Depending on profitability, British farmers spend close on £2bn a year on farm equipment. That's big business for manufacturers and dealers, but a recent survey carried out in partnership between AHDB (Agriculture and Horticulture Development Board) and land agent Strutt and Parker revealed UK farmers are spending too much on their farm machinery. The survey looked at machinery costs across AHDB's 21 monitor farms and revealed a huge variation in machinery costs per hectare.

Harry Henderson, one of AHDB's Knowledge Exchange Managers said: "There are growers using very high capacity machinery and not getting the return on expenditure in either reduced labour hours, costs or higher yields. Make no mistake, machinery is priced on the output it is capable of.

"The biggest cost element in growing a tonne of wheat is machinery, at between 25 and 30 per cent of the total spend. So it has the biggest potential for some serious pre-Brexit reviewing."

Annual machinery and labour costs on the monitor farms reviewed ranged from £288 to £593 per hectare, which measured from 97 to 1,278 hectares.

Mr. Henderson added: "Perhaps the surprising revelation is there is no correlation between farm sizes, meaning economies of scale are not being realised."
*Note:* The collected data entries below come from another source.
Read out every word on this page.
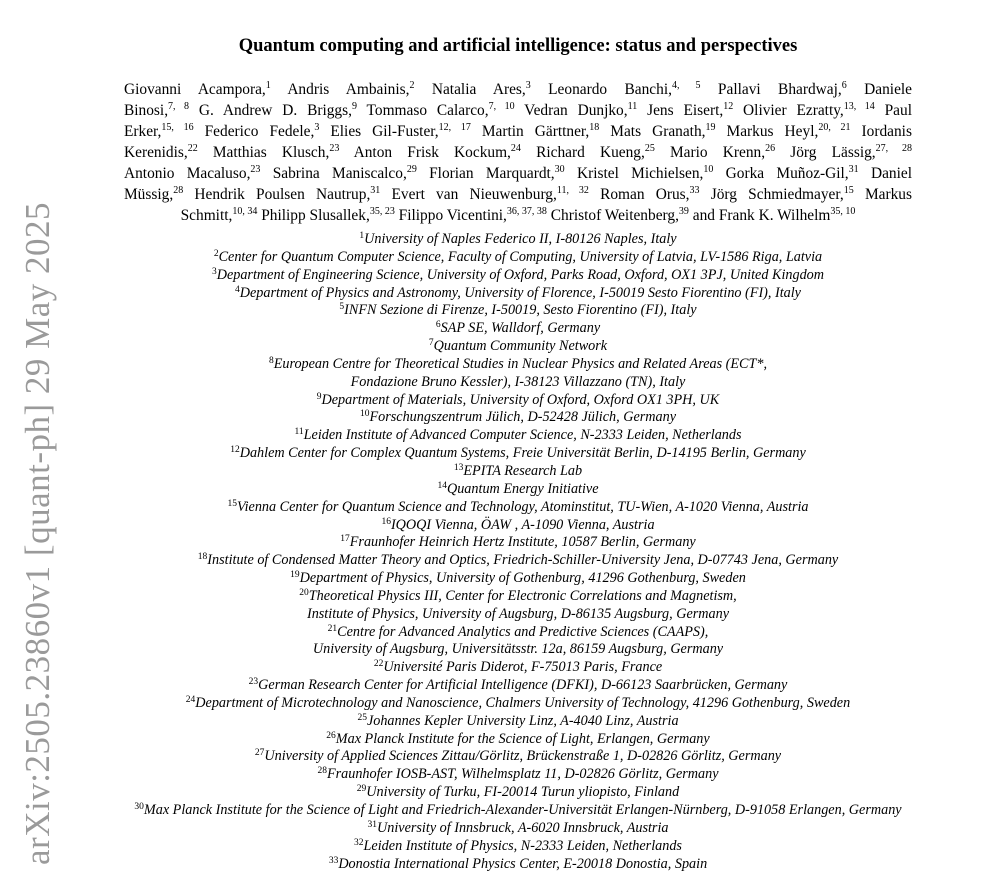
arXiv:2505.23860v1 [quant-ph] 29 May 2025
Quantum computing and artificial intelligence: status and perspectives
Giovanni Acampora,$^1$ Andris Ambainis,$^2$ Natalia Ares,$^3$ Leonardo Banchi,$^{4, 5}$ Pallavi Bhardwaj,$^6$ Daniele
Binosi,$^{7, 8}$ G. Andrew D. Briggs,$^9$ Tommaso Calarco,$^{7, 10}$ Vedran Dunjko,$^{11}$ Jens Eisert,$^{12}$ Olivier Ezratty,$^{13, 14}$ Paul
Erker,$^{15, 16}$ Federico Fedele,$^3$ Elies Gil-Fuster,$^{12, 17}$ Martin Gärttner,$^{18}$ Mats Granath,$^{19}$ Markus Heyl,$^{20, 21}$ Iordanis
Kerenidis,$^{22}$ Matthias Klusch,$^{23}$ Anton Frisk Kockum,$^{24}$ Richard Kueng,$^{25}$ Mario Krenn,$^{26}$ Jörg Lässig,$^{27, 28}$
Antonio Macaluso,$^{23}$ Sabrina Maniscalco,$^{29}$ Florian Marquardt,$^{30}$ Kristel Michielsen,$^{10}$ Gorka Muñoz-Gil,$^{31}$ Daniel
Müssig,$^{28}$ Hendrik Poulsen Nautrup,$^{31}$ Evert van Nieuwenburg,$^{11, 32}$ Roman Orus,$^{33}$ Jörg Schmiedmayer,$^{15}$ Markus
Schmitt,$^{10, 34}$ Philipp Slusallek,$^{35, 23}$ Filippo Vicentini,$^{36, 37, 38}$ Christof Weitenberg,$^{39}$ and Frank K. Wilhelm$^{35, 10}$
$^1$University of Naples Federico II, I-80126 Naples, Italy
$^2$Center for Quantum Computer Science, Faculty of Computing, University of Latvia, LV-1586 Riga, Latvia
$^3$Department of Engineering Science, University of Oxford, Parks Road, Oxford, OX1 3PJ, United Kingdom
$^4$Department of Physics and Astronomy, University of Florence, I-50019 Sesto Fiorentino (FI), Italy
$^5$INFN Sezione di Firenze, I-50019, Sesto Fiorentino (FI), Italy
$^6$SAP SE, Walldorf, Germany
$^7$Quantum Community Network
$^8$European Centre for Theoretical Studies in Nuclear Physics and Related Areas (ECT*,
Fondazione Bruno Kessler), I-38123 Villazzano (TN), Italy
$^9$Department of Materials, University of Oxford, Oxford OX1 3PH, UK
$^{10}$Forschungszentrum Jülich, D-52428 Jülich, Germany
$^{11}$Leiden Institute of Advanced Computer Science, N-2333 Leiden, Netherlands
$^{12}$Dahlem Center for Complex Quantum Systems, Freie Universität Berlin, D-14195 Berlin, Germany
$^{13}$EPITA Research Lab
$^{14}$Quantum Energy Initiative
$^{15}$Vienna Center for Quantum Science and Technology, Atominstitut, TU-Wien, A-1020 Vienna, Austria
$^{16}$IQOQI Vienna, ÖAW , A-1090 Vienna, Austria
$^{17}$Fraunhofer Heinrich Hertz Institute, 10587 Berlin, Germany
$^{18}$Institute of Condensed Matter Theory and Optics, Friedrich-Schiller-University Jena, D-07743 Jena, Germany
$^{19}$Department of Physics, University of Gothenburg, 41296 Gothenburg, Sweden
$^{20}$Theoretical Physics III, Center for Electronic Correlations and Magnetism,
Institute of Physics, University of Augsburg, D-86135 Augsburg, Germany
$^{21}$Centre for Advanced Analytics and Predictive Sciences (CAAPS),
University of Augsburg, Universitätsstr. 12a, 86159 Augsburg, Germany
$^{22}$Université Paris Diderot, F-75013 Paris, France
$^{23}$German Research Center for Artificial Intelligence (DFKI), D-66123 Saarbrücken, Germany
$^{24}$Department of Microtechnology and Nanoscience, Chalmers University of Technology, 41296 Gothenburg, Sweden
$^{25}$Johannes Kepler University Linz, A-4040 Linz, Austria
$^{26}$Max Planck Institute for the Science of Light, Erlangen, Germany
$^{27}$University of Applied Sciences Zittau/Görlitz, Brückenstraße 1, D-02826 Görlitz, Germany
$^{28}$Fraunhofer IOSB-AST, Wilhelmsplatz 11, D-02826 Görlitz, Germany
$^{29}$University of Turku, FI-20014 Turun yliopisto, Finland
$^{30}$Max Planck Institute for the Science of Light and Friedrich-Alexander-Universität Erlangen-Nürnberg, D-91058 Erlangen, Germany
$^{31}$University of Innsbruck, A-6020 Innsbruck, Austria
$^{32}$Leiden Institute of Physics, N-2333 Leiden, Netherlands
$^{33}$Donostia International Physics Center, E-20018 Donostia, Spain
Some of the smallest farm businesses also ran the lowest costs and a few of the larger units incurred the highest costs per hectare. This means the common idea that scale helps to spread costs does not always ring true.

Having your own equipment with enough capacity to get jobs done quickly in difficult conditions is becoming a luxury few can afford. Second-hand machinery sales are currently buoyant with European buyers looking to take advantage of the weaker pound supporting the market alongside a shortage of machinery coming forward - so there are some good trade-in deals to be had.

Nevertheless, the typical list price of a new 150hp tractor is between £60,000 and £80,000, with really big, sophisticated ones well over £100,000. Most combine harvesters have a new price tag of between £100,000 and £250,000, while a self-propelled forage harvester is well over £100,000.

Apart from the hefty cost of modern machinery, there is also the problem of finding skilled farm staff to work the equipment.

Sharing machinery with neighbours or hiring contractors are a couple of ways round the problem, another is machinery rings where farmers pool their equipment and staff. Scotland's first machinery ring was established on 1987, and now the Scottish Machinery Ring Association has member rings throughout Scotland, serving more than 7,000 farmers and other rural businesses.

The concept is simple - a machinery ring matches a shortage of machinery and labour capacity on one farm with a surplus on another. All agri-businesses are eligible to join and each pays an annual subscription in order to access the services.

A trained manager co-ordinates the movement of equipment and workers in the ring to best advantage. Each operation like mowing, baling or carting silage has a set rate, as has labour, so that everything can be properly invoiced.

So a farmer who wants to make silage may get his ring to supply most of the equipment and operators while he may drive his own tractor and trailer.

Later he may supply his own tractor, equipment and labour through the ring to other farmers, so that at the end of the year the ring might even owe him money.